И я поспешу домой – завершить то, что начал так удачно; сложить стихотворную оду новому царствованию, которое – верю в это всем сердцем – ознаменуется добрыми и славными деяниями, подарит Англии восходящее солнце свободы и непременно затмит ужасы минувшей эпохи…

И точно в ответ на мои чаяния, вдруг сверху, с одной из опор моста, упадет и покатится полуразложившаяся голова. Дай Господь, чтобы отныне Лондонский мост не использовался для демонстрации казненных, для устрашения непокорных…

Я подниму глаза – и увижу отсюда, как на той стороне возвышается Белая башня лондонского Тауэра…



– …Эй, ты, смотри, куда прешь!

Я вздрогнул. Очнулся. Злобный лысый мужик уже бежал дальше – кажется, я нечаянно его толкнул…

Я – на мосту. На Крымском мосту. Туман пропал, Кремль на месте, до метро – пилить и пилить. Холодно.

Интересное ощущение. Такого со мной еще не было. Глюк – без винта. Да какой подробный! И – вот что еще: я был точно и внутри и снаружи одновременно. На Лондонском мосту. Видел, как соскочила с какого-то кола распухшая, синяя, с высунутым языком голова. Фу, мерзость! Потом – Тауэр.

Тауэр. Пятый класс, английский язык. Сейчас – музей; когда-то – тюрьма.

Это все Комментатор.

«Туман… Лондон…»

Навеяло, блин…




Глава 3. Предательство


Октябрь 1994 года



Месяц выдался богатым на события – правда, не мои, а исторические. Три дня назад опять уронили рубль – курс рухнул сразу на штуку. Первым делом мероприятие обозвали. «Черный вторник»… Ну, что ж… Оптимистичнее, чем «кровавое воскресенье». Броское название вроде как одомашнило катастрофу. Люди будто утешались, находили в двух простых словах моральную компенсацию. На фоне происходящего даже отставка министра финансов и какого-то еще министра не вызвала подобающего ажиотажа. Позавчера специально купил шесть разных газет, проверил: точно, про «черный вторник» написали все. Три – в заголовках.

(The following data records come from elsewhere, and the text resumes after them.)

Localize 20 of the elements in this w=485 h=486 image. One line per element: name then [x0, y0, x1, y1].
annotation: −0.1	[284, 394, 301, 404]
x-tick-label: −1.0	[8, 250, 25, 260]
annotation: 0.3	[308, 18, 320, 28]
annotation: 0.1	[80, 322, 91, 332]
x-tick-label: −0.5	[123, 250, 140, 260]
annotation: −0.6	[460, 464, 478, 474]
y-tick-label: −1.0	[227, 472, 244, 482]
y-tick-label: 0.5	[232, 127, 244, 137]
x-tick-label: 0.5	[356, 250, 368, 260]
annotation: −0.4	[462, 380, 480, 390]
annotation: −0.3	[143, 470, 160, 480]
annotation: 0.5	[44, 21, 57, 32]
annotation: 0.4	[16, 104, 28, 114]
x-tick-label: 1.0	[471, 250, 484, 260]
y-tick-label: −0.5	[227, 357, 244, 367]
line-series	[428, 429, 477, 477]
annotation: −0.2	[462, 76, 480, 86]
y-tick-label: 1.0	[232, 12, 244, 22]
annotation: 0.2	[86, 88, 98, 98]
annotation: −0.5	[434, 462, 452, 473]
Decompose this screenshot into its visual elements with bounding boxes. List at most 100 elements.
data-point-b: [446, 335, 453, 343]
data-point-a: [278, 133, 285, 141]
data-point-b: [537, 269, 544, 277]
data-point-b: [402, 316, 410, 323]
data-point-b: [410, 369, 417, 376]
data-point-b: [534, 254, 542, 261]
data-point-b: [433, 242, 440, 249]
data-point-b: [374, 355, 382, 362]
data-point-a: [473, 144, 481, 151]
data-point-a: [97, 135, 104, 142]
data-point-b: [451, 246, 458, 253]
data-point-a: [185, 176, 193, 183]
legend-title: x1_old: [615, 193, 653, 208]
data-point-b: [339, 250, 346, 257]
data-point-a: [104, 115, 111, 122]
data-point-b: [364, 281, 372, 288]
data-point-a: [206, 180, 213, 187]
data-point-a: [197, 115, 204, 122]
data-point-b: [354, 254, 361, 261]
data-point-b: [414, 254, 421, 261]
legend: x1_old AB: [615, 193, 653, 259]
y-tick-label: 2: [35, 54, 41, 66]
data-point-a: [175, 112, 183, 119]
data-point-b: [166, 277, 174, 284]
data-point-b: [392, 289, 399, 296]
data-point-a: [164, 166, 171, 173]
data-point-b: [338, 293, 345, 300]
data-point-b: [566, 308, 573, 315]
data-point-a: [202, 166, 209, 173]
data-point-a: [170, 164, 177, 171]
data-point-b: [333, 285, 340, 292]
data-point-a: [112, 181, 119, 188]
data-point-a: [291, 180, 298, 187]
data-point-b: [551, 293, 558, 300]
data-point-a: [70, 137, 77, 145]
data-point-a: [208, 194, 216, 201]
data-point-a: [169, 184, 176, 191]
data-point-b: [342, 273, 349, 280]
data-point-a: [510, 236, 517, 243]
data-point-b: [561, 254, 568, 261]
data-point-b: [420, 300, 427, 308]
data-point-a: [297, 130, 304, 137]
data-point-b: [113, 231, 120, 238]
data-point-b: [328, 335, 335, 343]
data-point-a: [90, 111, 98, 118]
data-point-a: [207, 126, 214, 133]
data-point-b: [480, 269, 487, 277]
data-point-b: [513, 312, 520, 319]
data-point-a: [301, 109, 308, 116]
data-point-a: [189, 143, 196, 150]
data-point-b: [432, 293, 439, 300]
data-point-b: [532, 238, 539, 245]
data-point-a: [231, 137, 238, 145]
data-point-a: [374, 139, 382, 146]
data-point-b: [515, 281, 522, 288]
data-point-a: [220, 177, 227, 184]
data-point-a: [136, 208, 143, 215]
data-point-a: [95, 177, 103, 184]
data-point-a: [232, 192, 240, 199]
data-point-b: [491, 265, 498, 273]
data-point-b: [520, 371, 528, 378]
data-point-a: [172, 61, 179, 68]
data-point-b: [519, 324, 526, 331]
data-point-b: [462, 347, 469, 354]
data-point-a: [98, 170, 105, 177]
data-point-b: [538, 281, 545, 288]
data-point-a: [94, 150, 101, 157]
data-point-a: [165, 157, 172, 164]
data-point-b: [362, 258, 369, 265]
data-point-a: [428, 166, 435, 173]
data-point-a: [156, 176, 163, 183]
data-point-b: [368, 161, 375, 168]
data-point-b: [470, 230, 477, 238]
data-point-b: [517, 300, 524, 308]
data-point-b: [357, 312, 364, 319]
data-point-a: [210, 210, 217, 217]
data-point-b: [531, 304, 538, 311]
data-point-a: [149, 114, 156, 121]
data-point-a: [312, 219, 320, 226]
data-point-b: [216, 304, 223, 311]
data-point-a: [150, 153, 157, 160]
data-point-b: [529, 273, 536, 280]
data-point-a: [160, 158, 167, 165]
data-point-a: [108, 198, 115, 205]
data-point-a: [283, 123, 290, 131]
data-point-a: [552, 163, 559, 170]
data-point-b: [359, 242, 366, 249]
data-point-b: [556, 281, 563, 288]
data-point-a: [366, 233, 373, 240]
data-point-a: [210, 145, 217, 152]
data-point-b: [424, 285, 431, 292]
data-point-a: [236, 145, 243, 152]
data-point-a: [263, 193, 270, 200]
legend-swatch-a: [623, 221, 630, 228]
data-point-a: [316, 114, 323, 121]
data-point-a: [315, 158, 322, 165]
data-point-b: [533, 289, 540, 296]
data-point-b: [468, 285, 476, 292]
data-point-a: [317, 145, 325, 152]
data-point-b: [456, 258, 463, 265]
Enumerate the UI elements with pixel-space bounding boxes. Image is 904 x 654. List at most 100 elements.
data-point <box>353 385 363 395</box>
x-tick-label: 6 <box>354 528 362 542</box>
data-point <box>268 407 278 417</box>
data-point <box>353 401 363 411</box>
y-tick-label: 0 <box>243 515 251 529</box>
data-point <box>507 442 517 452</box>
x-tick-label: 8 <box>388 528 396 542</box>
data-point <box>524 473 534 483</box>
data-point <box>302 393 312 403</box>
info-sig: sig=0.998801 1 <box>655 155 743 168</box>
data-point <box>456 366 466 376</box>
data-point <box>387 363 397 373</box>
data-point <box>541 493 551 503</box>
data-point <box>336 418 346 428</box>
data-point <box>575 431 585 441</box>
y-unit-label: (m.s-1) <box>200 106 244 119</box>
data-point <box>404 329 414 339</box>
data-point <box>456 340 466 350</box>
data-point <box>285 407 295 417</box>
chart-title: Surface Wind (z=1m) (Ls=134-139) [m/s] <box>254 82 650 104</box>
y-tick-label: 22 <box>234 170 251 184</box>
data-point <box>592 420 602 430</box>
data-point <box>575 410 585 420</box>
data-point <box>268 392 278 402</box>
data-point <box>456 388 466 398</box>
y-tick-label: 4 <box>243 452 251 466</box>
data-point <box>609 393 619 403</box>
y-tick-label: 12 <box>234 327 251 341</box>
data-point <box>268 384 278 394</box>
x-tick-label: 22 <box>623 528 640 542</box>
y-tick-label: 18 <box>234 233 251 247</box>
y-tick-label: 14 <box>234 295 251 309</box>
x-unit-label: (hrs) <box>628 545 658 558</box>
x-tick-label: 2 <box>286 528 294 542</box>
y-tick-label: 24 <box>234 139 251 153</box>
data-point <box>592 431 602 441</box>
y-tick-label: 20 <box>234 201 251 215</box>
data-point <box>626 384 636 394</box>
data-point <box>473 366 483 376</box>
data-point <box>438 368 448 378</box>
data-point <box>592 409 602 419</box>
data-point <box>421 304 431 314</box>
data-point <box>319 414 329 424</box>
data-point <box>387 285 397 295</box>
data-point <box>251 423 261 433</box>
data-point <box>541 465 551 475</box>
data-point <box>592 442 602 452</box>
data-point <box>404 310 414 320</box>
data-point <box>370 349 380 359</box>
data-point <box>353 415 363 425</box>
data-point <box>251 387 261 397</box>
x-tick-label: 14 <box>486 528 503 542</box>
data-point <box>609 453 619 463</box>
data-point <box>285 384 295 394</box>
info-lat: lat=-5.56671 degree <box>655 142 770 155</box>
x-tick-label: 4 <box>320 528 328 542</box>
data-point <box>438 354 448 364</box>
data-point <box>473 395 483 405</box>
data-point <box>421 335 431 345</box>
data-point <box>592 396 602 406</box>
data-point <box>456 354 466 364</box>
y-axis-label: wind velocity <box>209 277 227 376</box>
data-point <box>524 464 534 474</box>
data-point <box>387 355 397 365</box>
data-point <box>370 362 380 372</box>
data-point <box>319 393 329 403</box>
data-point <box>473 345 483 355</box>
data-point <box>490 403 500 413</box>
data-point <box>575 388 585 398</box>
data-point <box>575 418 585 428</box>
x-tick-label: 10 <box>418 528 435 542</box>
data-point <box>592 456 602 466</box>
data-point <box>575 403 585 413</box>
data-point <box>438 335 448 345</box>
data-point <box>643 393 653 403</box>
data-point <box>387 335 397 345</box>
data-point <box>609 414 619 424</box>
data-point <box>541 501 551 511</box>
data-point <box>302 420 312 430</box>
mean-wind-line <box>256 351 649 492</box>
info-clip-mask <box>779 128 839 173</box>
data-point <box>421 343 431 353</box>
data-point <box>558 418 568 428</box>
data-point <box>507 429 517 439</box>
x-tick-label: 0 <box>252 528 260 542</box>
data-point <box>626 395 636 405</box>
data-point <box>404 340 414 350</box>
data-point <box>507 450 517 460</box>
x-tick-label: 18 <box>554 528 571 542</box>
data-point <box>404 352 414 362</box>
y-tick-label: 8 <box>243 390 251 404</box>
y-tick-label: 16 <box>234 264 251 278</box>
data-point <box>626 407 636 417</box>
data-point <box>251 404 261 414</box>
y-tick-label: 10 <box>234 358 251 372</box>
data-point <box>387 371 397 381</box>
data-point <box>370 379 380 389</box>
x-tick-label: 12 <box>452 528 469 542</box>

Странная вещь – время. Раньше думал, как учили: поступательное движение. Камень, пущенный из рогатки: пульнешь – и летит. А на самом деле – гоняет оно по кругу, как мальчишка на велосипеде в маленьком дворике. «Залетаю я в буфет, ни копейки денег нет, разменяйте десять миллионов». Ильф и Петров. Чем не «черный вторник»? Меня, к счастью, вторник не задел – только что полученная зарплата лежала зелеными бумажками в ящике стола.

У ларька возле дома выстроилась очередь – не потому что всем вдруг понадобились сигареты и жвачка – просто покупатель начал обсуждать «вторник» с продавщицей, подключился другой, а потом третий; короче, поход за «Мальборо» грозил перерасти в митинг. Я плюнул, отошел и поймал такси; был уверен, что в метро сегодня ехать не стоит – обязательно придется выслушать все то же, с незначительными отклонениями и незатейливым матом.

Шофер попался молчаливый – большая удача. Только вот ехали недолго: оказалось, Тверская перекрыта – студенческая демонстрация. Водила злобно рявкнул что-то про мать, принялся выкручивать руль – я остановил его, дал денег, отпустил – и пошел пешком. Толпу молодняка увидел сразу. Демонстрацией их, конечно, назвали сгоряча; народу – чуть. Такое ощущение, что пришли бухнуть вместе.

Время снова нарезало круг, булькнув из глубины забытыми плакатами «Долой капитализм!», «Капитализм – дерьмо». Видно было, что сильно не парились, просто – хотелось, как в городе-герое Париже: радикализм, анархия, свободная любовь… Громко переговариваясь, «демонстранты» несли чучело из соломы в красном пиджаке. Эту деталь я решил прояснить:

– Ребят, а почему пиджак красный?

– Он не красный. Он малиновый, – отозвался парень с длинными волосами, собранными в аккуратный пучок.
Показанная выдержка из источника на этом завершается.